Deji Adeyanju, the convener of Concerned Nigerians, on 25 October, 2019, had also petitioned the EFCC to probe Mr Tinubu about the source of money delivered in bullion vans to his Ikoyi home on the eve of the 2019 presidential election.
The EFCC had over the years dismissed media questioning regarding Mr Adeyanju’s petition against Mr Tinubu’s
Lawyer, CSO react
One of the difficulties in the fight against corruption, according to the Country Director CDD, Idayat Hassan, is the amount of effort done by the defence to undermine the anti-corruption body’s investigation.
“I think most times, we seem not to talk about it. It is like there has been a perception of the strategy of the defence in most instances to delay cases to choose different routes. And it has often been perfected,” Ms Hassan said.
She stated that while the country must maintain its commitment to the battle against corruption, prevention should also be a top priority.
Ms Hassan also demanded that the immunity clause for public officials be repealed, and also, ensure increased financing for anti-corruption authorities.
“I think there is a need to look at challenges and what can actually be done, particularly from the side of the defence. And also the kind of evidence; what kind of evidence is needed to prosecute people, and who are the people?
“Also, for political office holders, because of the immunity clause, it makes it very difficult to get them to the court during their time in office.
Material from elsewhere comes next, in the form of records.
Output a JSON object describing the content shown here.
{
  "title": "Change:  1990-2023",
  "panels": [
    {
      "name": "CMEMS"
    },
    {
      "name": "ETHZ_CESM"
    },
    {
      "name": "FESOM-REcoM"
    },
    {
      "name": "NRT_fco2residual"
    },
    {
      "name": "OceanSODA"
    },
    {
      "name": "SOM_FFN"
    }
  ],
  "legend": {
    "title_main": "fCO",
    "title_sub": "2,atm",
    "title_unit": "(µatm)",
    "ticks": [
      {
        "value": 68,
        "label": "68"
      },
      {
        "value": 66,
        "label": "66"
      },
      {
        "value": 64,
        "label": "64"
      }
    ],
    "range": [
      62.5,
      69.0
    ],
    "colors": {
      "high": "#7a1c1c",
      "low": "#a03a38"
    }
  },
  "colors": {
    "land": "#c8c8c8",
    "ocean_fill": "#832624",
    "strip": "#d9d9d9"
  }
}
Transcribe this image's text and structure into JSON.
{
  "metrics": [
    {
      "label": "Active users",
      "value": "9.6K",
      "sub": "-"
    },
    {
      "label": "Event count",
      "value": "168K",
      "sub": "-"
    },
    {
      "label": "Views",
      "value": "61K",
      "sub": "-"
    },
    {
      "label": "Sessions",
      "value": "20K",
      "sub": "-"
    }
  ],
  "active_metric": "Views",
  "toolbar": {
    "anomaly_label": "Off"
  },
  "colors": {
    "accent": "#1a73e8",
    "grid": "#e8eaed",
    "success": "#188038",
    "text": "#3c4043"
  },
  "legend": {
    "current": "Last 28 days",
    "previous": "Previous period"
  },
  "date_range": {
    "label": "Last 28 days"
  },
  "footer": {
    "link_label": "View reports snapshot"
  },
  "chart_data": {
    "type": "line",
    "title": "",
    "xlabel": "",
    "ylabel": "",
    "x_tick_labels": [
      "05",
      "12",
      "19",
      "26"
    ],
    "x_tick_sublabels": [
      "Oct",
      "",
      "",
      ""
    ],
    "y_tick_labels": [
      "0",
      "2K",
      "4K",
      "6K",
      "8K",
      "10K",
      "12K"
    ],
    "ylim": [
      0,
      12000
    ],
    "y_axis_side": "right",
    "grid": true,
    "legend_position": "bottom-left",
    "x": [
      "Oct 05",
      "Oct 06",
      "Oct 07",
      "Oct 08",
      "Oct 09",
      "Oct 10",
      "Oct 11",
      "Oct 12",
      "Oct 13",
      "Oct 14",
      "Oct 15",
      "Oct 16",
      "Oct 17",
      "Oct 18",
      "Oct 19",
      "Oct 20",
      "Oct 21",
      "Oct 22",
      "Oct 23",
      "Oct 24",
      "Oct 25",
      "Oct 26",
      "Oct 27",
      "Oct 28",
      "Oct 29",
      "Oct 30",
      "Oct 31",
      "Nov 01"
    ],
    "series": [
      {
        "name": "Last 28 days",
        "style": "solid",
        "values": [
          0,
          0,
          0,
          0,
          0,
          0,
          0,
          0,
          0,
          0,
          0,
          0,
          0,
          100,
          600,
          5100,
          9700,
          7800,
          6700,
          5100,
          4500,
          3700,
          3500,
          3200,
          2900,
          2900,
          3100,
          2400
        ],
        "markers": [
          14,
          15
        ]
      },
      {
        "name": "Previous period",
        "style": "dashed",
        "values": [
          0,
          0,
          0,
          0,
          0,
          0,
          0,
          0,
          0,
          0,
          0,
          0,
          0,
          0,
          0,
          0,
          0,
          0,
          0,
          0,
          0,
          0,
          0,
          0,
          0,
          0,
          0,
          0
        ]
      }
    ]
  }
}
The removal of the immunity clause is important and it is also a way of addressing this. And the readily available resources allocated to the anti-corruption agencies.
“And moving into the future, our emphasis should be more on prevention. How don’t prevent corruption from happening in the first place, and how we can block all those loopholes that have allowed for corruption is important,” Mrs Hassan said.
Eluma Asuguwa, a lawyer, said conducting investigations for years without proper prosecution demonstrates that the country is not serious about combating corruption.
Citing the case involving the former Abia governor, Mr Orji, he said the former governor “left power if I am not mistaken in 2016, and this is 2022, seven years later, there is no sign of seriousness on the part of our anti-corruption institutions that investigations would take years.
“And there are plenty of such cases. Also, the slowness of our legal system. If it is taking seven years to conduct an investigation, then we can have in mind that when it gets to court eventually, it will take another 10 years at the high court before you can secure a conviction, such as the case of former governor Uzor Kalu of Abia State after all the years of prosecution he was just convicted two years ago which was later squashed.
“With all these, what it means in Nigeria is that it takes about 20 years to get an alleged culprit to answer for the crime. That does not tell the good of a system that is serious,” the lawyer submitted.